Reflection 2021 (late)
I think my mood isn't good enough that makes me just wanna lay in my bed. So many plan prepared but is very hard to start, include writing my reflection in 2021. "Better late than never" is my favourite quotes when I have so many plan that being delayed... wkwk.
Okayy... in the begining of 2021 I continue my 2020 goal to finish my study and graduate maximum in July with cumlaude predicate. Because of so many steps in my department to be graduated, I have to passed it one by one. One of them is Kompre. I think Kompre is the "ujian mental" test.

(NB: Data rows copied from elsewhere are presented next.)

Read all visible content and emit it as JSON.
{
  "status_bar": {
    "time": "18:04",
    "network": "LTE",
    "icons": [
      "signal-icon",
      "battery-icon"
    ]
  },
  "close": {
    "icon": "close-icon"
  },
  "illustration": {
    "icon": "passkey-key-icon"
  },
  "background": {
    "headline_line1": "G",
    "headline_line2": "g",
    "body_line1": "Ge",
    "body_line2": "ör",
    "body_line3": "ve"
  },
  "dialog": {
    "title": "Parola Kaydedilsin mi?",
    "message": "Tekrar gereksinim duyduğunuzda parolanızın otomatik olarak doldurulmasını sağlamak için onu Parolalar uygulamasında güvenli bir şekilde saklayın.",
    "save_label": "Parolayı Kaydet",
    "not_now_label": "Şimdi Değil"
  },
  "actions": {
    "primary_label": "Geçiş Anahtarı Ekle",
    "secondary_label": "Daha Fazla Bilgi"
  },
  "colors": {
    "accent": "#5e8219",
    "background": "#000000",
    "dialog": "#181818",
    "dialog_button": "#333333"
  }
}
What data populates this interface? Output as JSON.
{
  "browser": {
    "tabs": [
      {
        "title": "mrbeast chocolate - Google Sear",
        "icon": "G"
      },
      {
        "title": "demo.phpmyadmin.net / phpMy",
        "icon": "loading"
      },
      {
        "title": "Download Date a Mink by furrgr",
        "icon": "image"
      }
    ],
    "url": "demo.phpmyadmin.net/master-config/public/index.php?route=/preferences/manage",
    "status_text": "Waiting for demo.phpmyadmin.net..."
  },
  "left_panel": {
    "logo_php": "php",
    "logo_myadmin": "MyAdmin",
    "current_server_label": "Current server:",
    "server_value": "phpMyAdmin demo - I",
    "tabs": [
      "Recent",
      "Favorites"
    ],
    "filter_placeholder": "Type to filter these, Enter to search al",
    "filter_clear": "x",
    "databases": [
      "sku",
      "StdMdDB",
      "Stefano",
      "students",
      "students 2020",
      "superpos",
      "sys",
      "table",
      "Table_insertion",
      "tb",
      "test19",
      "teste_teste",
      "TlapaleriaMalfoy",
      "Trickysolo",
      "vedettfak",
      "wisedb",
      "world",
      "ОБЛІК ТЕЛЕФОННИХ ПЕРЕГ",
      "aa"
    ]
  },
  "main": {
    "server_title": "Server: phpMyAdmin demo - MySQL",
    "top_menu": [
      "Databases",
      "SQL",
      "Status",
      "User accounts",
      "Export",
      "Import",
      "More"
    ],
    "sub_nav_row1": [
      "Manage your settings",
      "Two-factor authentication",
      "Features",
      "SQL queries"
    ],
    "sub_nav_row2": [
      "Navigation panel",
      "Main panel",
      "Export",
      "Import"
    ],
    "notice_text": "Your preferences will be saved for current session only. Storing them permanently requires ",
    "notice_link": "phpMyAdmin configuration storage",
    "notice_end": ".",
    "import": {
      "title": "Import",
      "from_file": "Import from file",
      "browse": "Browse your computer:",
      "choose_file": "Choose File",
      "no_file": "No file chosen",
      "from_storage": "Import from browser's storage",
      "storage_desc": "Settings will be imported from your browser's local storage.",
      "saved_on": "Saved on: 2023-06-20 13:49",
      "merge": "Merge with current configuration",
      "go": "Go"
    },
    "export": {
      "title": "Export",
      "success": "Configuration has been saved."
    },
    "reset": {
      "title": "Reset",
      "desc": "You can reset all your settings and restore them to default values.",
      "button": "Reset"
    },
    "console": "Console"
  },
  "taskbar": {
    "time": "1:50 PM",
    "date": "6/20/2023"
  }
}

Sempro (Seminar Proposal) → Kompre (Ujian Komprehensif) → Semhas (Seminar Hasil) → Sidang → Wisuda
Coz my Toefl score isn't good enough and under the minimal standard, so I decided to do the retake toefl test again in February. Alhamdullillah, my toefl score is better than before and I can passed the minimal standard.
The final year student that only do the thesis (I think) have to be more focus and focus. But, you know.. in my department will change the curriculum and the final year student must take the matriculation subject. Biology, Physics III, Chemistry, Statistics II, Trigonometry and Geometry. The Basic Science Subject. When all of my time will be dedicated only for doing my thesis, at the same time I have to take the class, doing the task, and the final test.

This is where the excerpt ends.